The previously mentioned data previews, shown on-demand for branch nodes, use an encoding similar to the abstract data representations, as can be seen in Figure 6(b). For each group of mRNA data one bar indicating the group's mean value is drawn. For copy number and mutation data, we show one stacked bar per group.
The enRoute visualization technique makes use of synchronized highlighting of corresponding elements across all its components but also within all components. The latter case is especially useful in the experimental data display. By highlighting a set of experiments in one group, we allow analysts to identify these experiments in other groups, even for different data types. For example in Figure 10(b), all cell lines with an increased copy number are highlighted, which allows analysts to relate the increase in copy number with mRNA expression. As evident in this figure, scattered selections make it difficult to quantify the number of selected experiments. To alleviate this problem, we add tooltips to the groups' captions showing the total number of experiments and the number of currently selected experiments of each group.

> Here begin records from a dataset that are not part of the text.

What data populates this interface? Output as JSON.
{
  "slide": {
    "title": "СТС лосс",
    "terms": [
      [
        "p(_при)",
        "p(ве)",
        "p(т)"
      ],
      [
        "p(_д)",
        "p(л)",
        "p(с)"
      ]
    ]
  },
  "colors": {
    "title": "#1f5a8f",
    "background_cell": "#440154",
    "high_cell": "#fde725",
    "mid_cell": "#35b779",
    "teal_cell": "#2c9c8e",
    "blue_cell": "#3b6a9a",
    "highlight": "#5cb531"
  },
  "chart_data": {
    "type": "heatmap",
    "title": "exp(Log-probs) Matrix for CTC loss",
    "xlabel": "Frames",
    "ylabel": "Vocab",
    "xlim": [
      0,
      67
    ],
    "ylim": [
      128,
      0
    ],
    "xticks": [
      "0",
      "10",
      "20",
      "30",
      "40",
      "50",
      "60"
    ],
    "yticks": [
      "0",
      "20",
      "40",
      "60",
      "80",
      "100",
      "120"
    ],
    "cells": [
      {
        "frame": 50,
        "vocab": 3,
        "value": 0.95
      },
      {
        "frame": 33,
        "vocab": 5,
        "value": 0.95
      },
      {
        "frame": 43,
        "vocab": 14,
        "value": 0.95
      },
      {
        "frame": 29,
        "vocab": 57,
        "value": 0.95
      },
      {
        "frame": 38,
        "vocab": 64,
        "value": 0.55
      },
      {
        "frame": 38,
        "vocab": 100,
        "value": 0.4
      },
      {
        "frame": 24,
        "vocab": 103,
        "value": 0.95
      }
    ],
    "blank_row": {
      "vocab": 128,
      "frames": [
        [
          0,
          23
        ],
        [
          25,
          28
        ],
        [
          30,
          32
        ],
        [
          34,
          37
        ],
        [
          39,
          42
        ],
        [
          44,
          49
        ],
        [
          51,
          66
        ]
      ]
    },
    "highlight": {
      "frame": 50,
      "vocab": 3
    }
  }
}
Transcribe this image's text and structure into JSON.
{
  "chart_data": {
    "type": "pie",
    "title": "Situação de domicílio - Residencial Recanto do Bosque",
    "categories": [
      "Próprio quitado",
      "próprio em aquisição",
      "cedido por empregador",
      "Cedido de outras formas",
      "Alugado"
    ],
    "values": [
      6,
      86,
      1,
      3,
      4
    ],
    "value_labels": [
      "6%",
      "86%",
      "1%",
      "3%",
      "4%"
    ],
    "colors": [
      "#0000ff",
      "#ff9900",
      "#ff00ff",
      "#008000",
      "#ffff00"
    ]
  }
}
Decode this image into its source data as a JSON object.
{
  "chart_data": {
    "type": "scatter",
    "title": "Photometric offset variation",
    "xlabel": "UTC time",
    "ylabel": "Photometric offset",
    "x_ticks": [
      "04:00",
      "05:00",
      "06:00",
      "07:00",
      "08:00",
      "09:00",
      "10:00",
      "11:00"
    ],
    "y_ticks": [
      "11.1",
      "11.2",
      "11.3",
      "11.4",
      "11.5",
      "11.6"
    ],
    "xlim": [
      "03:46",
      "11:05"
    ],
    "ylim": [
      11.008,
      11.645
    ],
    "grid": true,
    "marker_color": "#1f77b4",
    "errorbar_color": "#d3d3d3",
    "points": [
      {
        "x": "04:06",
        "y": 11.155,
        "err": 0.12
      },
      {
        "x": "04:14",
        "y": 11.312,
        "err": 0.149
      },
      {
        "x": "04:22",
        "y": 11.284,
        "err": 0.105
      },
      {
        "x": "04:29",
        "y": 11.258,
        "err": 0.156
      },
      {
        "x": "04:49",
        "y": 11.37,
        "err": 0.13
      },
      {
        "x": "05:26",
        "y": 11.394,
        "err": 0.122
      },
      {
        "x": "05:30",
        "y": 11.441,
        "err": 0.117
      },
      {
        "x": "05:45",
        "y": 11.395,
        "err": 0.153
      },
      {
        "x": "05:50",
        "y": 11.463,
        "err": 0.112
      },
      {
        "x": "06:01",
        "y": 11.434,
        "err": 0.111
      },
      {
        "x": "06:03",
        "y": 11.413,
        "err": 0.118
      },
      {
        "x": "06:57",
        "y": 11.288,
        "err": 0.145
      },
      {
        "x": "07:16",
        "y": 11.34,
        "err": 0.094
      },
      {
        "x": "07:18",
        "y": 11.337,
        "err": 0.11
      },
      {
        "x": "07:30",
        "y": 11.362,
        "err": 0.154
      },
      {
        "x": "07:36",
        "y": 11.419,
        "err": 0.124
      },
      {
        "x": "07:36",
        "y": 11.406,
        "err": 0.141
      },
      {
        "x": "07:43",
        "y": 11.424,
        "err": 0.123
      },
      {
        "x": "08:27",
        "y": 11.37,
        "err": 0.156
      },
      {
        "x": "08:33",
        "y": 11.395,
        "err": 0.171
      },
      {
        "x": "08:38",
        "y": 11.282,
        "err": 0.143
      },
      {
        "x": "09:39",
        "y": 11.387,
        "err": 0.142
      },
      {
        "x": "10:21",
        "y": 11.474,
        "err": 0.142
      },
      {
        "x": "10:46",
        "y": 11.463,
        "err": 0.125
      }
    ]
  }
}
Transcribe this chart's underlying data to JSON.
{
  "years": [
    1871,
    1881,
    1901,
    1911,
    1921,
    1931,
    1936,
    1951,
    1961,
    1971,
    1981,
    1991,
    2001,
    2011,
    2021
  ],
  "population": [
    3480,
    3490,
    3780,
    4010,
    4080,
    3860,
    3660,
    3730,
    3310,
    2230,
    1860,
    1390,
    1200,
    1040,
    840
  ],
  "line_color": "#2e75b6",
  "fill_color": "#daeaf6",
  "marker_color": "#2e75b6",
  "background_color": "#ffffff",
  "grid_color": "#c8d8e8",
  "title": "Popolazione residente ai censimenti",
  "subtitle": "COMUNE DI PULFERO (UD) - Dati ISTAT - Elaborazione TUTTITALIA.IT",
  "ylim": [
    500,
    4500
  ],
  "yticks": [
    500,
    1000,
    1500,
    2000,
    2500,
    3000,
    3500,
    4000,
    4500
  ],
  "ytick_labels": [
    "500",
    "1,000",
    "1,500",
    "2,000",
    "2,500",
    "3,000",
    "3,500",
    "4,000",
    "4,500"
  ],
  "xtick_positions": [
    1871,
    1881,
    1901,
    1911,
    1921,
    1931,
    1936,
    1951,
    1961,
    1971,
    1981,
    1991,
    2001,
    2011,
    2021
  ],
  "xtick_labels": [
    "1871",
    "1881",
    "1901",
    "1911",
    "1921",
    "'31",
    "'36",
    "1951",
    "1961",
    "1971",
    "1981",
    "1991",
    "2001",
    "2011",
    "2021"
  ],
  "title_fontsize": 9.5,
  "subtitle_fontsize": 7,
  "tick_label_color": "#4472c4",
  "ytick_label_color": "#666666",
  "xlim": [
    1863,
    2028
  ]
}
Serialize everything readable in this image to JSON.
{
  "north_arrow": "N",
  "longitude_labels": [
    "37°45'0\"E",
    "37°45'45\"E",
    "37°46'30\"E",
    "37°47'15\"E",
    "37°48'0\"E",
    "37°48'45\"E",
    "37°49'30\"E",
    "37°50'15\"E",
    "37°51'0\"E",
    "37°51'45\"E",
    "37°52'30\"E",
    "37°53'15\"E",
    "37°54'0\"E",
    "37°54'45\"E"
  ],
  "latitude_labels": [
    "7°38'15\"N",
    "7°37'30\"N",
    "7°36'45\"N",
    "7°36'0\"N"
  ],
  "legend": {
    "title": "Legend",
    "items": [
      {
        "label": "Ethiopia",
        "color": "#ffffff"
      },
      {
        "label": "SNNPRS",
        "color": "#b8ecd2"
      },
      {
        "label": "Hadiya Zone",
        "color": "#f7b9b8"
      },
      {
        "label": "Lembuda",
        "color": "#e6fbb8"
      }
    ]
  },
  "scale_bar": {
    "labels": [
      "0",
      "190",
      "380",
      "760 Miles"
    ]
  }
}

Choosing experimental data and groupings for enRoute
Up to this point, we have assumed that decisions on which datasets and which groupings of the datasets to show are already made. However, given a large set of datasets and a variety of alternative groupings to choose from for every dataset, this presumably easy task is in fact not trivial. To support analysts in the task of selecting datasets and groupings and assigning them to views, Caleydo provides a dedicated view, the Data-View Integrator (DVI) [15]. As shown in Figure 8, the DVI view uses a graph representation that shows all loaded datasets at the bottom and all open views at the top. Each dataset is associated with a unique color that is the same as the one used in the background of the dataset labels in the enRoute view. For tabular datasets it is quite common to have groupings, such as clusterings, of both rows and columns available. These alternative groupings are represented in the matrix layout shown when exploring a dataset in detail, where alternative row groupings are shown in the rows and column groupings in the columns. An analyst can assign grouped datasets to enRoute by dragging the blocks onto the view representation at the top. Connection bands between datasets and views help analysts to understand the association of the data to the view. This is in particular helpful for highly heterogeneous configurations with multiple datasets, groups, and views. Users can switch to the DVI view at any time during a pathway analysis in order to refine the mapped experimental data. Additionally, new datasets and groupings can be added at runtime.